L’huile d’olive en débat à l’Ihec, et si on créait le «label tunisien» !
La Tunisie figure parmi les premiers producteurs d’huile d’olive et est souvent le premier exportateur après l’UE. Le hic : une grande part de sa belle huile part en citerne pour être embouteillée sous d’autres pavillons. Bâtir un label tunisien, c’est garder le mérite — et la marge.

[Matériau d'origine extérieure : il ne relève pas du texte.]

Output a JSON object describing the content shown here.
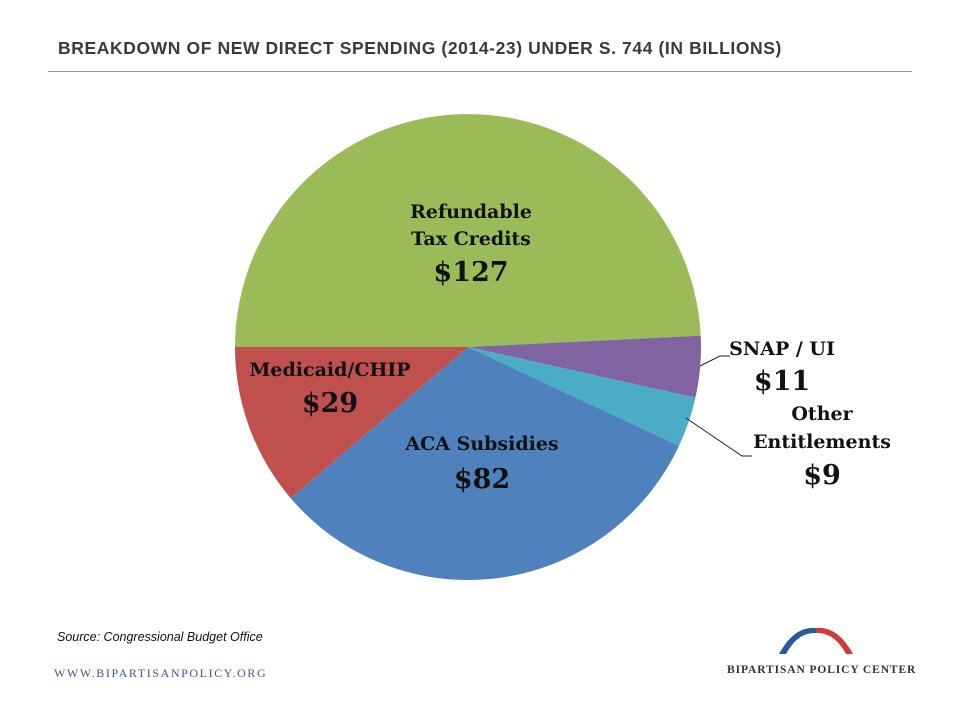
{
  "title": "BREAKDOWN OF NEW DIRECT SPENDING (2014-23) UNDER S. 744 (IN BILLIONS)",
  "source": "Source: Congressional Budget Office",
  "footer": {
    "website": "WWW.BIPARTISANPOLICY.ORG",
    "organization": "BIPARTISAN POLICY CENTER"
  },
  "colors": {
    "refundable": "#9BBB59",
    "snap": "#8064A2",
    "other": "#4BACC6",
    "aca": "#4F81BD",
    "medicaid": "#C0504D",
    "logo_blue": "#2a5a9a",
    "logo_red": "#d43a3a"
  },
  "chart_data": {
    "type": "pie",
    "title": "BREAKDOWN OF NEW DIRECT SPENDING (2014-23) UNDER S. 744 (IN BILLIONS)",
    "slices": [
      {
        "label_lines": [
          "Refundable",
          "Tax Credits"
        ],
        "value_label": "$127",
        "value": 127,
        "color": "#9BBB59"
      },
      {
        "label_lines": [
          "SNAP / UI"
        ],
        "value_label": "$11",
        "value": 11,
        "color": "#8064A2"
      },
      {
        "label_lines": [
          "Other",
          "Entitlements"
        ],
        "value_label": "$9",
        "value": 9,
        "color": "#4BACC6"
      },
      {
        "label_lines": [
          "ACA Subsidies"
        ],
        "value_label": "$82",
        "value": 82,
        "color": "#4F81BD"
      },
      {
        "label_lines": [
          "Medicaid/CHIP"
        ],
        "value_label": "$29",
        "value": 29,
        "color": "#C0504D"
      }
    ]
  }
}
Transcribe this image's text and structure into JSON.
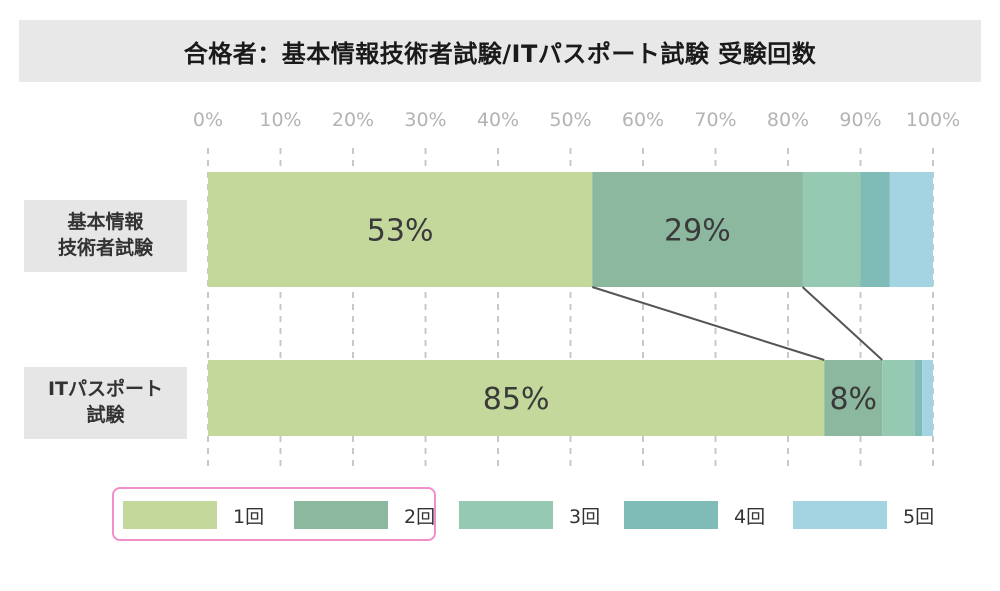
{
  "chart_data": {
    "type": "bar",
    "orientation": "horizontal",
    "stacked": true,
    "title": "合格者：基本情報技術者試験/ITパスポート試験 受験回数",
    "categories": [
      "基本情報\n技術者試験",
      "ITパスポート\n試験"
    ],
    "series": [
      {
        "name": "1回",
        "values": [
          53,
          85
        ],
        "color": "#c5d89c"
      },
      {
        "name": "2回",
        "values": [
          29,
          8
        ],
        "color": "#8db8a0"
      },
      {
        "name": "3回",
        "values": [
          8,
          4.5
        ],
        "color": "#95c9b1"
      },
      {
        "name": "4回",
        "values": [
          4,
          1
        ],
        "color": "#7fbcb8"
      },
      {
        "name": "5回",
        "values": [
          6,
          1.5
        ],
        "color": "#a4d4e1"
      }
    ],
    "data_labels": [
      {
        "category": 0,
        "series": 0,
        "text": "53%"
      },
      {
        "category": 0,
        "series": 1,
        "text": "29%"
      },
      {
        "category": 1,
        "series": 0,
        "text": "85%"
      },
      {
        "category": 1,
        "series": 1,
        "text": "8%"
      }
    ],
    "x_ticks": [
      "0%",
      "10%",
      "20%",
      "30%",
      "40%",
      "50%",
      "60%",
      "70%",
      "80%",
      "90%",
      "100%"
    ],
    "xlim": [
      0,
      100
    ],
    "grid": true,
    "legend_position": "bottom",
    "legend_highlight": [
      "1回",
      "2回"
    ]
  }
}
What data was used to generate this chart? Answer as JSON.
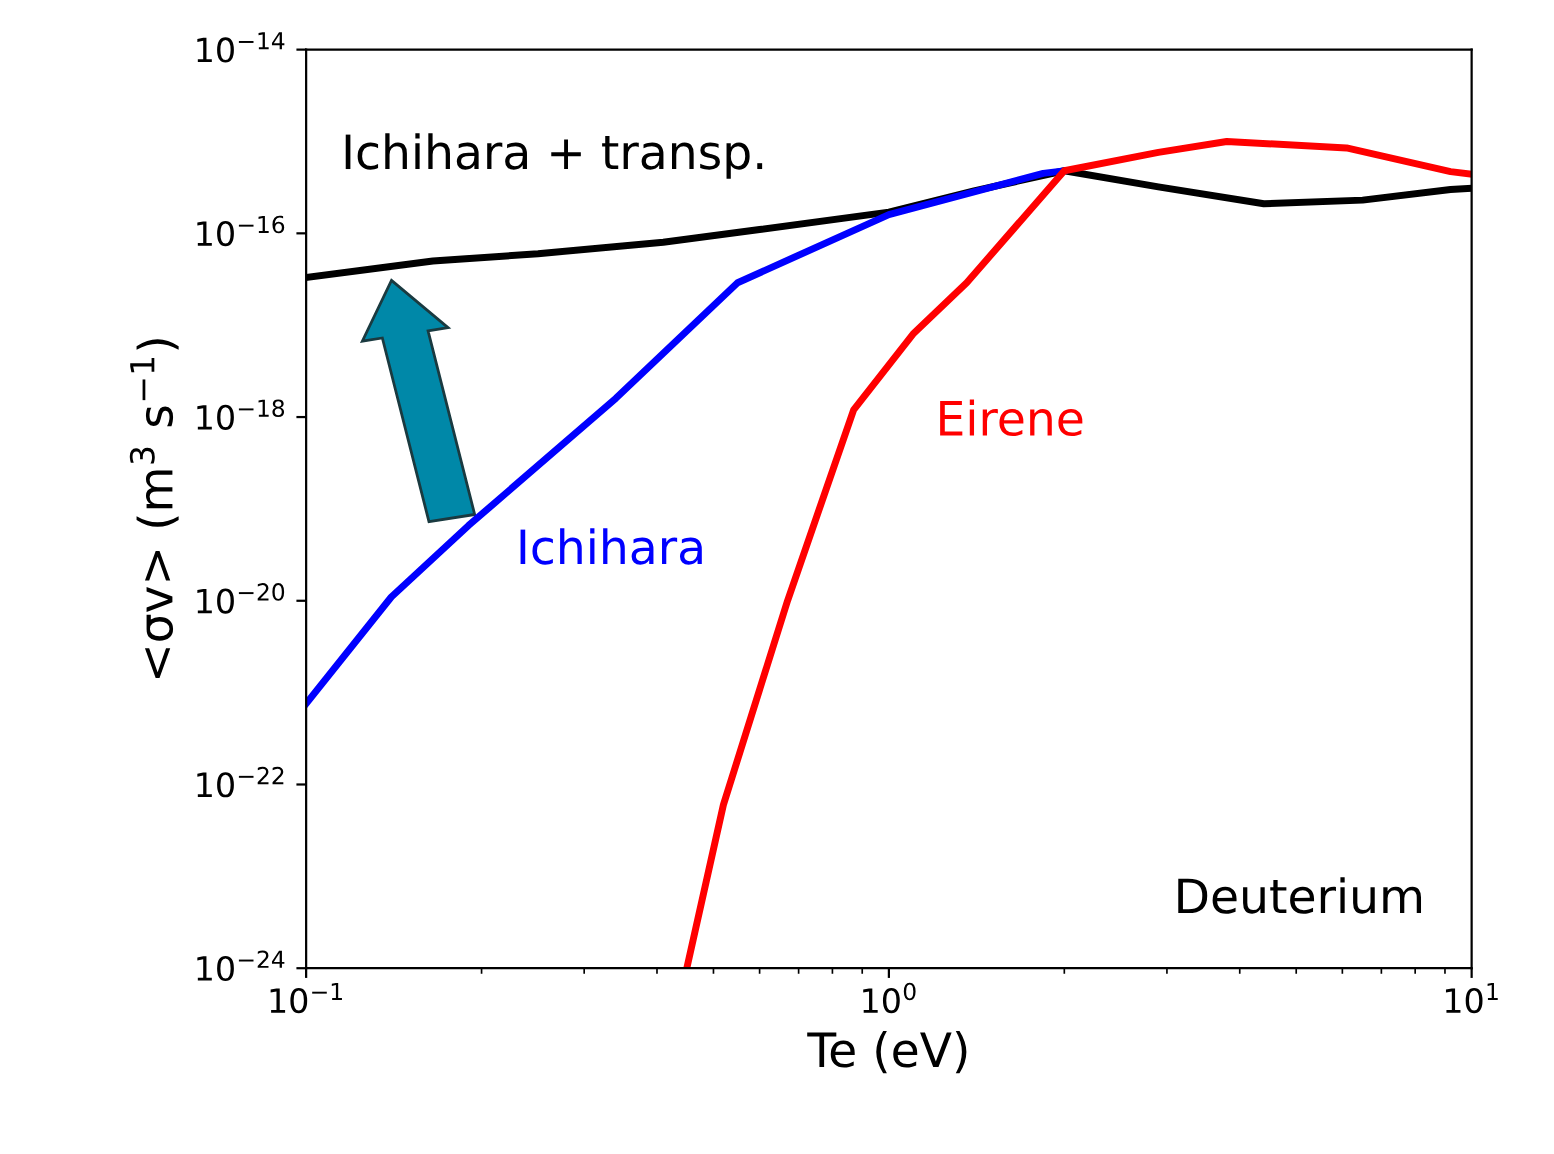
{
  "chart_data": {
    "type": "line",
    "xlabel": "Te (eV)",
    "ylabel": "<σv> (m$^{3}$ s$^{−1}$)",
    "log": "xy",
    "xlim": [
      0.1,
      10
    ],
    "xticks": [
      {
        "value": 0.1,
        "label": "10$^{−1}$"
      },
      {
        "value": 1,
        "label": "10$^{0}$"
      },
      {
        "value": 10,
        "label": "10$^{1}$"
      }
    ],
    "ylim": [
      1e-24,
      1e-14
    ],
    "yticks": [
      {
        "value": 1e-24,
        "label": "10$^{−24}$"
      },
      {
        "value": 1e-22,
        "label": "10$^{−22}$"
      },
      {
        "value": 1e-20,
        "label": "10$^{−20}$"
      },
      {
        "value": 1e-18,
        "label": "10$^{−18}$"
      },
      {
        "value": 1e-16,
        "label": "10$^{−16}$"
      },
      {
        "value": 1e-14,
        "label": "10$^{−14}$"
      }
    ],
    "grid": false,
    "legend": false,
    "marker": "none",
    "line_style": "solid",
    "series": [
      {
        "name": "Ichihara + transp.",
        "color": "#000000",
        "x": [
          0.1,
          0.165,
          0.25,
          0.41,
          0.6,
          1.0,
          1.4,
          2.0,
          2.9,
          4.4,
          6.5,
          9.2,
          10
        ],
        "values": [
          3.3e-17,
          5e-17,
          6e-17,
          8e-17,
          1.1e-16,
          1.7e-16,
          2.9e-16,
          4.8e-16,
          3.2e-16,
          2.1e-16,
          2.3e-16,
          3e-16,
          3.1e-16
        ]
      },
      {
        "name": "Ichihara",
        "color": "#0000ff",
        "x": [
          0.1,
          0.14,
          0.19,
          0.34,
          0.55,
          1.0,
          1.84,
          2.0
        ],
        "values": [
          7.6e-22,
          1.1e-20,
          6.6e-20,
          1.6e-18,
          2.9e-17,
          1.6e-16,
          4.5e-16,
          4.8e-16
        ]
      },
      {
        "name": "Eirene",
        "color": "#ff0000",
        "x": [
          0.45,
          0.52,
          0.67,
          0.87,
          1.1,
          1.36,
          2.0,
          2.9,
          3.8,
          6.1,
          9.2,
          10
        ],
        "values": [
          1e-24,
          6e-23,
          1e-20,
          1.2e-18,
          8e-18,
          2.9e-17,
          4.8e-16,
          7.6e-16,
          1e-15,
          8.5e-16,
          4.7e-16,
          4.4e-16
        ]
      }
    ],
    "annotations": [
      "Deuterium"
    ]
  }
}
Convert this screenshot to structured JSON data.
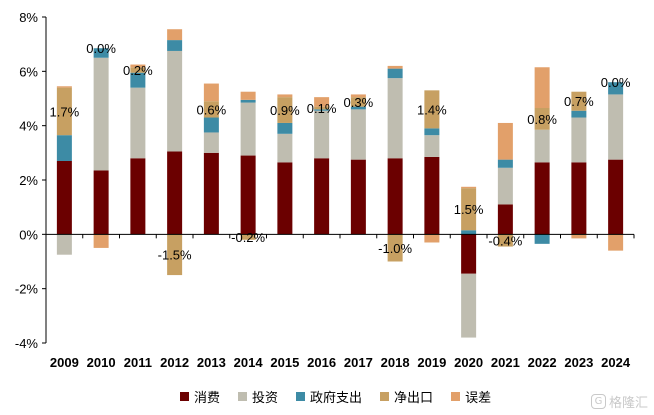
{
  "chart_data": {
    "type": "bar",
    "stacked": true,
    "categories": [
      "2009",
      "2010",
      "2011",
      "2012",
      "2013",
      "2014",
      "2015",
      "2016",
      "2017",
      "2018",
      "2019",
      "2020",
      "2021",
      "2022",
      "2023",
      "2024"
    ],
    "series": [
      {
        "name": "消费",
        "color": "#6b0000",
        "values": [
          2.7,
          2.35,
          2.8,
          3.05,
          3.0,
          2.9,
          2.65,
          2.8,
          2.75,
          2.8,
          2.85,
          -1.45,
          1.1,
          2.65,
          2.65,
          2.75
        ]
      },
      {
        "name": "投资",
        "color": "#bfbdb0",
        "values": [
          -0.75,
          4.15,
          2.6,
          3.7,
          0.75,
          1.95,
          1.05,
          1.75,
          1.85,
          2.95,
          0.8,
          -2.35,
          1.35,
          1.2,
          1.65,
          2.4
        ]
      },
      {
        "name": "政府支出",
        "color": "#3d8ba5",
        "values": [
          0.95,
          0.35,
          0.55,
          0.4,
          0.55,
          0.1,
          0.4,
          0.05,
          0.1,
          0.35,
          0.25,
          0.15,
          0.3,
          -0.35,
          0.25,
          0.45
        ]
      },
      {
        "name": "净出口",
        "color": "#c7a062",
        "values": [
          1.75,
          0.0,
          0.2,
          -1.5,
          0.6,
          -0.2,
          0.95,
          0.1,
          0.35,
          -1.0,
          1.4,
          1.55,
          -0.45,
          0.8,
          0.7,
          0.0
        ]
      },
      {
        "name": "误差",
        "color": "#e2a06a",
        "values": [
          0.05,
          -0.5,
          0.1,
          0.4,
          0.65,
          0.3,
          0.1,
          0.35,
          0.1,
          0.1,
          -0.3,
          0.05,
          1.35,
          1.5,
          -0.15,
          -0.6
        ]
      }
    ],
    "data_labels": [
      "1.7%",
      "0.0%",
      "0.2%",
      "-1.5%",
      "0.6%",
      "-0.2%",
      "0.9%",
      "0.1%",
      "0.3%",
      "-1.0%",
      "1.4%",
      "1.5%",
      "-0.4%",
      "0.8%",
      "0.7%",
      "0.0%"
    ],
    "y_ticks": [
      "-4%",
      "-2%",
      "0%",
      "2%",
      "4%",
      "6%",
      "8%"
    ],
    "ylim": [
      -4,
      8
    ],
    "grid": false,
    "legend_position": "bottom"
  },
  "watermark": {
    "icon": "gelonghui-logo-icon",
    "text": "格隆汇",
    "logo_glyph": "G"
  }
}
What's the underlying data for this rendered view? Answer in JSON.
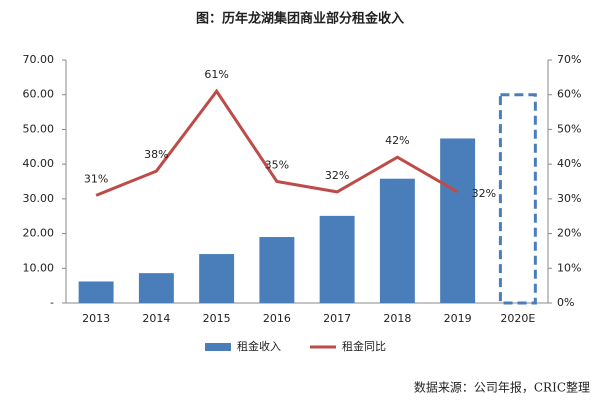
{
  "chart_data": {
    "type": "bar_line",
    "title": "图：历年龙湖集团商业部分租金收入",
    "categories": [
      "2013",
      "2014",
      "2015",
      "2016",
      "2017",
      "2018",
      "2019",
      "2020E"
    ],
    "series": [
      {
        "name": "租金收入",
        "type": "bar",
        "color": "#4a7ebb",
        "values": [
          6.2,
          8.6,
          14.1,
          19.0,
          25.1,
          35.8,
          47.4,
          60
        ],
        "styles": [
          "solid",
          "solid",
          "solid",
          "solid",
          "solid",
          "solid",
          "solid",
          "dashed"
        ]
      },
      {
        "name": "租金同比",
        "type": "line",
        "axis": "y2",
        "color": "#be4b48",
        "values": [
          31,
          38,
          61,
          35,
          32,
          42,
          32,
          null
        ],
        "value_labels": [
          "31%",
          "38%",
          "61%",
          "35%",
          "32%",
          "42%",
          "32%",
          null
        ]
      }
    ],
    "ylim": [
      0,
      70
    ],
    "yticks": [
      {
        "value": 0,
        "label": "-"
      },
      {
        "value": 10,
        "label": "10.00"
      },
      {
        "value": 20,
        "label": "20.00"
      },
      {
        "value": 30,
        "label": "30.00"
      },
      {
        "value": 40,
        "label": "40.00"
      },
      {
        "value": 50,
        "label": "50.00"
      },
      {
        "value": 60,
        "label": "60.00"
      },
      {
        "value": 70,
        "label": "70.00"
      }
    ],
    "y2lim": [
      0,
      70
    ],
    "y2ticks": [
      {
        "value": 0,
        "label": "0%"
      },
      {
        "value": 10,
        "label": "10%"
      },
      {
        "value": 20,
        "label": "20%"
      },
      {
        "value": 30,
        "label": "30%"
      },
      {
        "value": 40,
        "label": "40%"
      },
      {
        "value": 50,
        "label": "50%"
      },
      {
        "value": 60,
        "label": "60%"
      },
      {
        "value": 70,
        "label": "70%"
      }
    ],
    "legend": "bottom",
    "source": "数据来源：公司年报，CRIC整理"
  }
}
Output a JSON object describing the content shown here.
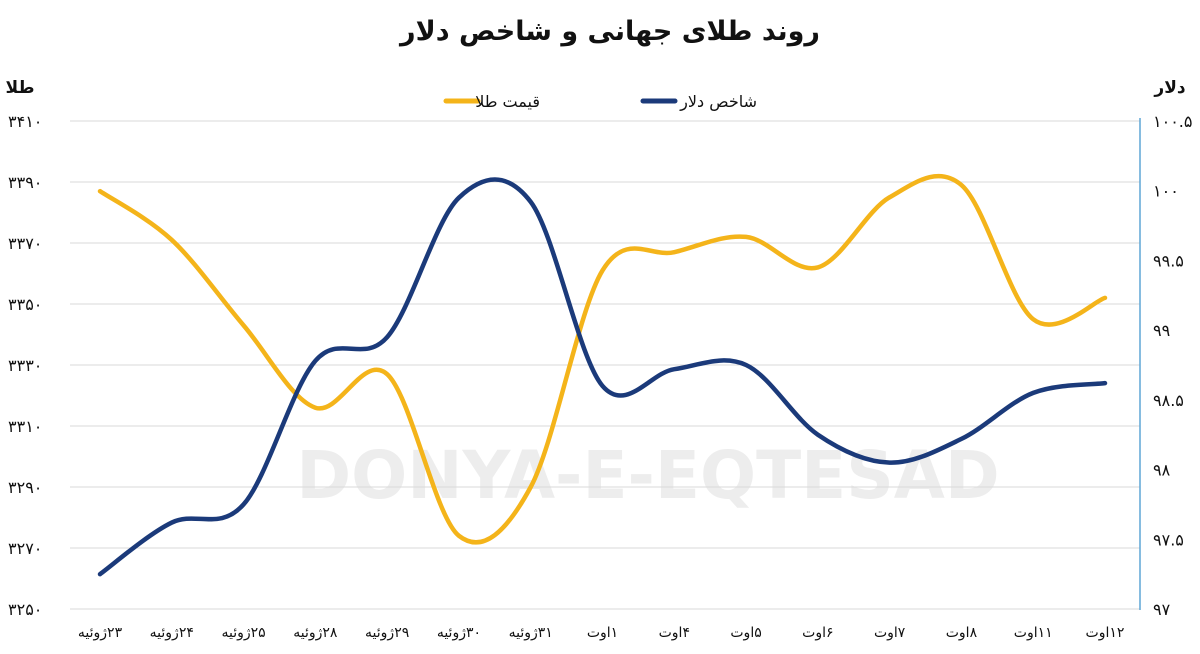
{
  "chart_data": {
    "type": "line",
    "title": "روند طلای جهانی و شاخص دلار",
    "watermark": "DONYA-E-EQTESAD",
    "grid": true,
    "legend_position": "top-center",
    "categories": [
      "۲۳ژوئیه",
      "۲۴ژوئیه",
      "۲۵ژوئیه",
      "۲۸ژوئیه",
      "۲۹ژوئیه",
      "۳۰ژوئیه",
      "۳۱ژوئیه",
      "۱اوت",
      "۴اوت",
      "۵اوت",
      "۶اوت",
      "۷اوت",
      "۸اوت",
      "۱۱اوت",
      "۱۲اوت"
    ],
    "left_axis": {
      "label": "طلا",
      "range": [
        3250,
        3410
      ],
      "ticks": [
        3250,
        3270,
        3290,
        3310,
        3330,
        3350,
        3370,
        3390,
        3410
      ],
      "tick_labels": [
        "۳۲۵۰",
        "۳۲۷۰",
        "۳۲۹۰",
        "۳۳۱۰",
        "۳۳۳۰",
        "۳۳۵۰",
        "۳۳۷۰",
        "۳۳۹۰",
        "۳۴۱۰"
      ]
    },
    "right_axis": {
      "label": "دلار",
      "range": [
        97,
        100.5
      ],
      "ticks": [
        97,
        97.5,
        98,
        98.5,
        99,
        99.5,
        100,
        100.5
      ],
      "tick_labels": [
        "۹۷",
        "۹۷.۵",
        "۹۸",
        "۹۸.۵",
        "۹۹",
        "۹۹.۵",
        "۱۰۰",
        "۱۰۰.۵"
      ]
    },
    "series": [
      {
        "name": "قیمت طلا",
        "axis": "left",
        "color": "#f4b41a",
        "values": [
          3387,
          3371,
          3343,
          3316,
          3327,
          3274,
          3290,
          3361,
          3367,
          3372,
          3362,
          3385,
          3389,
          3345,
          3352
        ]
      },
      {
        "name": "شاخص دلار",
        "axis": "right",
        "color": "#1b3a7a",
        "values": [
          97.25,
          97.62,
          97.75,
          98.78,
          98.95,
          99.95,
          99.92,
          98.6,
          98.72,
          98.75,
          98.25,
          98.05,
          98.22,
          98.55,
          98.62
        ]
      }
    ]
  }
}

Peu de pays vivent l’olivier comme la Tunisie. Les oliveraies couvrent une part immense de ses terres agricoles, l’arbre est tissé dans l’économie et le paysage, et une bonne année, la Tunisie produit assez d’huile pour figurer parmi la poignée de tête mondiale — souvent le premier exportateur hors Union européenne. C’est aussi une vraie force en extra-vierge bio. Sur le papier, une puissance. En pratique, un pays qui peine depuis longtemps à être payé ce que vaut son huile.
Le piège de l’export en vrac
Voici ce dont parle vraiment le débat sur le label. Une grande part de l’huile tunisienne quitte le pays en vrac — en citernes, pas en bouteilles — à destination surtout de l’UE, où elle est conditionnée, assemblée et vendue à des marges bien plus élevées sous des marques européennes. Le producteur et la nation captent le bas de gamme, celui de la matière première ; l’étiquette d’un autre capte le reste. C’est la dynamique qui plane sur une bonne part de la Méditerranée, mais la Tunisie la ressent avec une acuité particulière tant sa récolte voyage ainsi.
Chemlali, Chetoui et un argument d’identité
La Tunisie a la matière première pour mériter une prime. Sa variété dominante, la Chemlali, couvre environ deux tiers des vergers et donne une huile douce et souple, du quotidien ; la Chetoui du nord donne une huile plus corsée, poivrée, riche en polyphénols, au vrai caractère. Ajoutez un fort secteur bio et des dizaines de cultivars locaux, et l’argument d’une identité tunisienne reconnue — un label qui dise « vrai extra-vierge tunisien » et inspire confiance — s’écrit tout seul. L’obstacle n’a jamais été la qualité ; ce sont la marque, le marketing et l’habitude de vendre en vrac.
| Pays | Tunisie (Afrique du Nord) |
|---|---|
| Rang mondial | Environ 5e producteur ; 1er exportateur après l’UE |
| Variété principale | Chemlali (~2/3 des vergers), douce |
| Variété du nord | Chetoui, corsée et poivrée |
| Force | Vaste secteur d’extra-vierge bio |
| Problème central | Beaucoup d’huile exportée en vrac anonyme |
Pourquoi un label compte
- La Tunisie est un grand producteur et exportateur, mais beaucoup d’huile part en vrac anonyme.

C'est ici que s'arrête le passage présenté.